Periodontal disease can affect one tooth or many teeth. It begins when the bacteria in plaque (the sticky, colorless film that constantly forms on your teeth) releases toxins causing gum inflammation.
This causes the gums to swell, appear puffy and bleed easily. This early stage of gum inflammation is called gingivitis. There is usually little or no discomfort. Gingivitis is often caused by inadequate oral hygiene. Gingivitis is reversible with regular professional treatment and good oral home care.
Untreated gingivitis can advance to periodontitis.

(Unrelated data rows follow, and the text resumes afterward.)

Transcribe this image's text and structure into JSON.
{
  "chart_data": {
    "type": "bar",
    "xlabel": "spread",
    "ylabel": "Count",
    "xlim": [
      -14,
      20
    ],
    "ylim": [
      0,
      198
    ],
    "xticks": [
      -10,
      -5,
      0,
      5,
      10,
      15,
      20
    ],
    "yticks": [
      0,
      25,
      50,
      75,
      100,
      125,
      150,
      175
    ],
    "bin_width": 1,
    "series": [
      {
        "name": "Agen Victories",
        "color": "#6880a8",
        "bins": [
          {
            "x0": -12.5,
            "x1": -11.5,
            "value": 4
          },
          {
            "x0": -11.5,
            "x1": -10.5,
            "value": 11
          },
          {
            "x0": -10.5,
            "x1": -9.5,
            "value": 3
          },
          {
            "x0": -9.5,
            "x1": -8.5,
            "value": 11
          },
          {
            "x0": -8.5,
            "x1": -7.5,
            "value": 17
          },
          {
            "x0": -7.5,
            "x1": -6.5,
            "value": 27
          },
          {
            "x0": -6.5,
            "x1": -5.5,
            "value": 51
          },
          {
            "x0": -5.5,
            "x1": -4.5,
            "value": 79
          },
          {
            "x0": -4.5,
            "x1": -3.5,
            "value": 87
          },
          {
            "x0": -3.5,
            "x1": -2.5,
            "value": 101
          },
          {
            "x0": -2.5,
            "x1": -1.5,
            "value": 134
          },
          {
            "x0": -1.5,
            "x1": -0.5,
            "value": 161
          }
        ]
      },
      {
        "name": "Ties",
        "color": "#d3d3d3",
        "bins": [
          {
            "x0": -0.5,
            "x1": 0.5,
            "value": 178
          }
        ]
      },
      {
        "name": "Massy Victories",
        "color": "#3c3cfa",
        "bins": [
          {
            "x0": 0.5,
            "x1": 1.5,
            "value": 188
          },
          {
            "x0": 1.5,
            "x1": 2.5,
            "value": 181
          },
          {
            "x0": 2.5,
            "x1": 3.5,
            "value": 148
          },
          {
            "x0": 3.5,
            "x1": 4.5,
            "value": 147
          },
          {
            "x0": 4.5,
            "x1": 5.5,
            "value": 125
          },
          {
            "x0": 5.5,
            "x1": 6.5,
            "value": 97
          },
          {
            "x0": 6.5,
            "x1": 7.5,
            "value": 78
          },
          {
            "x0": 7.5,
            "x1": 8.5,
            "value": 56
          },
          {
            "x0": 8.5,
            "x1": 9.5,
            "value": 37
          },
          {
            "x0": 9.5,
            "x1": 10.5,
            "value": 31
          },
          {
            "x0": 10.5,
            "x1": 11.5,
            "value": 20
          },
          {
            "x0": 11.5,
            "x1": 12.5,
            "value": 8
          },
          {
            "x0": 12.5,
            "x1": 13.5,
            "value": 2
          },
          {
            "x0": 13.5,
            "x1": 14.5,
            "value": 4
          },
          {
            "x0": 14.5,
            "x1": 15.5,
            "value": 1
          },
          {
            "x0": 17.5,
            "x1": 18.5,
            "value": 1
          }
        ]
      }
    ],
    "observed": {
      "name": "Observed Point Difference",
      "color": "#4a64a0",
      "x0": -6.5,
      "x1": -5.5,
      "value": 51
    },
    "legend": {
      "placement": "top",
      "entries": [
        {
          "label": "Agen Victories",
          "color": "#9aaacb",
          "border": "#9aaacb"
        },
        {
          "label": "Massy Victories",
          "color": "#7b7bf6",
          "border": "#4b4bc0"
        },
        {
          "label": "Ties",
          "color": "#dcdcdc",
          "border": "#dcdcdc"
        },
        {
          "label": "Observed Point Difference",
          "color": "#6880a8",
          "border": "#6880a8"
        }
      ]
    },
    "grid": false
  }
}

With time, plaque hardens to form tartar and begins to grow below the gum line detaching the gums from tooth. Toxins produced by the bacteria in plaque stimulate a chronic inflammatory response causing bone resorption. Gums separate from teeth, forming pockets (spaces between the teeth and gums) that become infected. As the disease progresses, the pockets deepen and more gum tissue and bone are destroyed. Often, this destructive process has very mild symptoms. Symptoms include bleeding gums, bad taste in the mouth, halitosis (bad mouth odor) and in severe cases abcesses. Eventually, teeth can become loose and may have to be removed.
The first step towards gum health is regular professional cleaning and good home care. Gingivitis and early periodontitis can be easily be treated by scaling and root planing .Scaling and root planing is careful cleaning of the root surfaces to remove plaque and calculus [tartar] from deep periodontal pockets using hand instruments and ultrasonics and simultaneously smooth the root surfaces. This may be accompanied with local delivery of anti-microbial agents to aid healing.
After scaling and root planing, many patients do not require any further active treatment, including surgical therapy. However, majority of the patients will require ongoing maintenance therapy to sustain health. Non-surgical therapy does have its limitations, and when it does not achieve periodontal health, surgery may be indicated to restore periodontal health.